I was a singer in a rock and roll band. We were called the Keviians and we were the resident band of the King Edward 7th Residential College, University of Singapore. We played at the College hops but I suspect we were all in the band because we liked what we were doing. It was our passion.
No one had to twist our arms to rehearse. Then there was the joy of seeing your music impact people. And the late night post performance unwinding on Orchard Road over hokkien mee (noodles) and beer? Looking back at my time in university, I think my time with the Keviians were some of my happiest. Yeah, I missed my calling. Maybe not.
Most books on vocational discernment suggest that you reflect on your life, and identify things you did where ‘you lose a sense of time.’ These are things which you enjoyed doing and where you touched the lives of others. The Keviian experience was one such experience. So was my time in the college debating team. (It felt really good beating the law students from Raffles. Dunearn Road Hostel debaters however were much tougher.) I also enjoyed contributing to the College newsletter and editing the 20th anniversary edition of the Hall annual magazine.
I think it’s safe to say that I enjoyed communicating. That was how I was hot wired. And that has remained true till today.
When I am asked to introduce myself at gatherings where I am to speak, I rarely talk about my organization. I have come to realize that what differentiates me is not what organization/church I come from. What differentiates me is my passion. So I introduce myself by talking about my passion. And I am passionate about linking the Word of God to the struggles of daily life. A key verse for me would be Jesus’ reminder in Matthew 4:4: “Man is not to live on bread alone, but on every word that comes from the mouth of God.” (REB) I am passionate about being part of that process. Which is why I have dedicated myself to the study of God’s Word. And to the study of the times in which we live. And to the study of the human heart. I do this so that I can be a better earthen vessel for God to communicate that life giving Word to people.
My passion means that I look forward to writing this weekly column though there are weeks when I have absolutely no idea what I am going to say till the very last minute. (This may be one of the reasons why my hair is graying.) I feel my blood coursing through my veins as I sit before my computer and put down words that I pray will help give people some glimpse of the Kingdom as they struggle in the marketplace. Only writers will know the sense of joy and despair that comes when you press the send button and hope that an article makes sense to somebody.

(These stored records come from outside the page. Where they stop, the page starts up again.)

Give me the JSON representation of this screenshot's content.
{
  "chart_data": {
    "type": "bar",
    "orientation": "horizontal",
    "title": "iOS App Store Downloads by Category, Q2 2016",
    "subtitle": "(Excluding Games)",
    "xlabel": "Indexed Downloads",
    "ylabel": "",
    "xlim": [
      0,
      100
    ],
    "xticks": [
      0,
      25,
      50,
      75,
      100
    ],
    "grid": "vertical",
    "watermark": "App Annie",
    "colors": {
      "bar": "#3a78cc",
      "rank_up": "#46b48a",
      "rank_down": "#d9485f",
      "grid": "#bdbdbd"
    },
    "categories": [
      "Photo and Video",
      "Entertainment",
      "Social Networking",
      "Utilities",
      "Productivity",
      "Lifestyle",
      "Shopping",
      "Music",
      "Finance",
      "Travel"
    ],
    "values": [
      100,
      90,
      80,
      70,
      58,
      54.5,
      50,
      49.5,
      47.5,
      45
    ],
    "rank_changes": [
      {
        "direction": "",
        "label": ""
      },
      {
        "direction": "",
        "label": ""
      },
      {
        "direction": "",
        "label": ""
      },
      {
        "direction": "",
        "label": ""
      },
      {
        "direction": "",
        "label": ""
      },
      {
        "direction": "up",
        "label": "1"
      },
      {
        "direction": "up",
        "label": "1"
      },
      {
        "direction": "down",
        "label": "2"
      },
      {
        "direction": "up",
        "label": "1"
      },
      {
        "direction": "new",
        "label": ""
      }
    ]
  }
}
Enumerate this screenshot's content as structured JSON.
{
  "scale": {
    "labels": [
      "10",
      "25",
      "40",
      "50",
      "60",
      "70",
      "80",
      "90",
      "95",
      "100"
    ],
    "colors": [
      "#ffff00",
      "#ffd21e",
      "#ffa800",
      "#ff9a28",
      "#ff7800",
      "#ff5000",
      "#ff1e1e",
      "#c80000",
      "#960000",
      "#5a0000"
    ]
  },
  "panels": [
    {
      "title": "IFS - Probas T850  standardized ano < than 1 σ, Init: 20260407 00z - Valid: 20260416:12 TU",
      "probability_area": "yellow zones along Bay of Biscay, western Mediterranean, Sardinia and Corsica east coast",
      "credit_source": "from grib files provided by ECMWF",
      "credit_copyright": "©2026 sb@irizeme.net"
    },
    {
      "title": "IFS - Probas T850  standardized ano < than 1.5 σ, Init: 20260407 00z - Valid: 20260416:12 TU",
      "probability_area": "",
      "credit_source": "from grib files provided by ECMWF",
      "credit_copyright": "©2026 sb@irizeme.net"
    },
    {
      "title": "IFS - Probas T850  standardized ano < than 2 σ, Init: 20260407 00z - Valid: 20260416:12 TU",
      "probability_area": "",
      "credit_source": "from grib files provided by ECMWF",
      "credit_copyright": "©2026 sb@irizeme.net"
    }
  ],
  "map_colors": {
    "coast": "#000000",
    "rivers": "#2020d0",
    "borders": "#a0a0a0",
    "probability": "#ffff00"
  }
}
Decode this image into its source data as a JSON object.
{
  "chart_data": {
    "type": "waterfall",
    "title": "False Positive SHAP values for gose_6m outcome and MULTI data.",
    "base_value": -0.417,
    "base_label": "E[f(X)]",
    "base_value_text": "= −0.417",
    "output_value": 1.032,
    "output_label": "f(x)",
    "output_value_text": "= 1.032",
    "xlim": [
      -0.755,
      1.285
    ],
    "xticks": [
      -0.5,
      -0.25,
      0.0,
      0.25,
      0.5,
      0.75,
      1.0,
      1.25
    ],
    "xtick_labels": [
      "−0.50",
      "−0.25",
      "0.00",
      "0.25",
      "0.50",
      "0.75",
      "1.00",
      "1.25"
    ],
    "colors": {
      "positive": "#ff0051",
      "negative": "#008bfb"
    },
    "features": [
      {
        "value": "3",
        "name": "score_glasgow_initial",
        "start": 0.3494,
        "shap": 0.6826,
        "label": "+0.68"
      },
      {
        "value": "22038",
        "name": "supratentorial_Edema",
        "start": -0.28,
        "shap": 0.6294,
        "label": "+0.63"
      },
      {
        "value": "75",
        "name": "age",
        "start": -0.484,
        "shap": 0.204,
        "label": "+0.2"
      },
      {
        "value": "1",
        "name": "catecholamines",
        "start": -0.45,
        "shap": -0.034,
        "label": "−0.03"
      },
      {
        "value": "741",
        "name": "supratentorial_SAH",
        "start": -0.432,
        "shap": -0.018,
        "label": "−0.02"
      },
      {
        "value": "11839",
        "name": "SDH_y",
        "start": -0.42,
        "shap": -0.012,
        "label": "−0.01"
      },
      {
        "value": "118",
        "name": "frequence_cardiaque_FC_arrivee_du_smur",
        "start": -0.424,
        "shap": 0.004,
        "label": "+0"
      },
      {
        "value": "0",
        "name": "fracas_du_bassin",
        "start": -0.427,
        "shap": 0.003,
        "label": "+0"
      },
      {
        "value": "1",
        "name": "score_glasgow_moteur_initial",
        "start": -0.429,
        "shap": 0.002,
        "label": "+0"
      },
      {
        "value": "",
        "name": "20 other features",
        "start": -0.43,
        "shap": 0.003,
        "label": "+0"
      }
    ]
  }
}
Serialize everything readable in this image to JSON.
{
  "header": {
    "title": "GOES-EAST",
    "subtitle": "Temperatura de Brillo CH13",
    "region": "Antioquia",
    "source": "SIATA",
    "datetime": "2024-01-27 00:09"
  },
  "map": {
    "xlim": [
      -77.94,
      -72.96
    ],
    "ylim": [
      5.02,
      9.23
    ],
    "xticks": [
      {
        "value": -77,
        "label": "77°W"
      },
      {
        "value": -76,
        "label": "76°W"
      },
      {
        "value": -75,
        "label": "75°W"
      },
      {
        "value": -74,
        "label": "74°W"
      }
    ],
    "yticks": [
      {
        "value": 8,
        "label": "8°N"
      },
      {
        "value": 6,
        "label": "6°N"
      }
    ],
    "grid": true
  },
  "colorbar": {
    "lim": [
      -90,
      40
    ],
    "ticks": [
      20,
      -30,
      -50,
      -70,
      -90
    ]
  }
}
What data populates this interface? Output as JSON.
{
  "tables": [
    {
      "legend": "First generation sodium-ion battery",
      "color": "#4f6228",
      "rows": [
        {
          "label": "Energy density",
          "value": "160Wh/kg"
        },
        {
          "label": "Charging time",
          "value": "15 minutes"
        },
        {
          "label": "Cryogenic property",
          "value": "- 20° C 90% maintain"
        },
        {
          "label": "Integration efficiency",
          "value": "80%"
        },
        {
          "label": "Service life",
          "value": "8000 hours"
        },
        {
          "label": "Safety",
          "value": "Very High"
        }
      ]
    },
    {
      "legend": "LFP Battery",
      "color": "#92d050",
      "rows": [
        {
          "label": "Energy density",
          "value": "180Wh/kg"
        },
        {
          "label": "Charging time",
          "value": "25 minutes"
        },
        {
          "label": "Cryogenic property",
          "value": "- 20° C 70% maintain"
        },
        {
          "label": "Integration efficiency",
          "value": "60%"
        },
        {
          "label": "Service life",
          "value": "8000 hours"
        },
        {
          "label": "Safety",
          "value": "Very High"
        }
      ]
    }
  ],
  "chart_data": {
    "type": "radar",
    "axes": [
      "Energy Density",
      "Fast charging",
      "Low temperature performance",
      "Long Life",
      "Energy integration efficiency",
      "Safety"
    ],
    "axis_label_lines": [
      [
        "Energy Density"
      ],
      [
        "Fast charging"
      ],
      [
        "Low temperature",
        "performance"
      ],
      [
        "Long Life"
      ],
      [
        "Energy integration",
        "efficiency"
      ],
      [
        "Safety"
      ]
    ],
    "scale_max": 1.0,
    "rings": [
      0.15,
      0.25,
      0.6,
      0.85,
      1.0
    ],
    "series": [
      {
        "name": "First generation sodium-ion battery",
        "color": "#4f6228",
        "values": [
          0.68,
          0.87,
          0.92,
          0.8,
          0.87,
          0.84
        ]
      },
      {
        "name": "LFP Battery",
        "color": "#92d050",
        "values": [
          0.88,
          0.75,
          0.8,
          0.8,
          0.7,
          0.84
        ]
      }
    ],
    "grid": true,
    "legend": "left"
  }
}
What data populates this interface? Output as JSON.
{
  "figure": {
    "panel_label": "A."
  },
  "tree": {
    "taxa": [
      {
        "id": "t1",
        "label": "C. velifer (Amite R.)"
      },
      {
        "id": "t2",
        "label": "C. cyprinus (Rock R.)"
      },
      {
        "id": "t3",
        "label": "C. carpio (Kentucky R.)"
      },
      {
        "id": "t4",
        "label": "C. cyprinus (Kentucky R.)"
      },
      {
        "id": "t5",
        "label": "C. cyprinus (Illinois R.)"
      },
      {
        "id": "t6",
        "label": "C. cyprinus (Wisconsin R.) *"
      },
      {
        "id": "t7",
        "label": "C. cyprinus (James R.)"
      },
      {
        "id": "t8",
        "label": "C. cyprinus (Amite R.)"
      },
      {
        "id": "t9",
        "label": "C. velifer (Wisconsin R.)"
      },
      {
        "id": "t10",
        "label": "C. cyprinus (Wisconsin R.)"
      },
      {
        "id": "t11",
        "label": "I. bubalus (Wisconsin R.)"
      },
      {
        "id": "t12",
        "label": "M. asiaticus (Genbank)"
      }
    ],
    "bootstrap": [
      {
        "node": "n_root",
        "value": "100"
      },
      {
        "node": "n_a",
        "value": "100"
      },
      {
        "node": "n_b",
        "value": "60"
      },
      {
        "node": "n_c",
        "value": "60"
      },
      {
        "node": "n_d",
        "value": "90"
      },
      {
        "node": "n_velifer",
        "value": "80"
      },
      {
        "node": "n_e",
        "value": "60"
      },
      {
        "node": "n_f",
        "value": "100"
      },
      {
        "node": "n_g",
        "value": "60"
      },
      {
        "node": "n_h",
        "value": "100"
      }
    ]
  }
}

My passion also means that I am most alive when I stand before a group of people and am given the opportunity to speak the Word of God (1 Peter 4:11). I pray that God will help me love the audience more than I love my preaching. But I do love to preach. And I pray that my sermons will always be RAP, Relevant (addressing the real needs of people), Accurate (true to the Word properly interpreted), and Passionate (emotionally congruent with the subject matter).
People may not always understand the price communicators’ pay when they preach or write. When I communicate the Word of God I am no dispassionate communicating machine. The Word goes from God’s heart to the heart of the listeners, through my heart. And that is costly. Strips of my heart get carried along in the process. And I bleed after every sermon. After every piece I write.
But I cannot not communicate God’s Word. It is the fire in my bones that I can’t hold back. (Jeremiah 20:9) It is who I am.
Who are you? There seems to be biblical support for the idea of ‘doing what you are’. In Romans 12:7b – 8, Paul exhorts us to be faithful stewards of our spiritual gifts but goes on to identity the gift with the person: “the one who teaches, in his teaching; the one who exhorts in his exhortation; the one who contributes, in his generosity; the one who leads, with zeal; the one who does acts of mercy, with cheerfulness.” (ESV) So which one are you?
Note that Paul immediately follows up with the call for love to be genuine (v.9a). Vocation pursued apart from agape love is another exercise in pride and godless self-fulfillment. Indeed, in 1 Corinthians 12, Paul had already established that anything done outside of agape amounts to zilch in God’s eyes.
Therefore, maturing as a Christian means to grow in Christ-like compassion. But it also includes growing in understanding who we are and what we have been called to do.
In his helpful book, COURAGE and CALLING, Gordon T. Smith reminds us not to confuse our career with our calling. However he is also realistic enough to accept that there will be times when we have to do one thing so that we can put food on the table, and pursue our vocation outside of our jobs. He writes:
“There are some people whose vocation will actually be fulfilled outside of their occupation; their occupation is but their means of livelihood.”
But it would be such a waste to go through life just chasing the bucks and be totally oblivious to our callings, ignoring our passions.
The world today looks dark. Indeed it will be dark till that joyful morning when the light of Christ’s return will shine. In the meantime, I believe the world can be a much better place if more people pursued their passions. Something significant happens when one’s passion meets some deep need in the world. I think I have found my passion. How about you?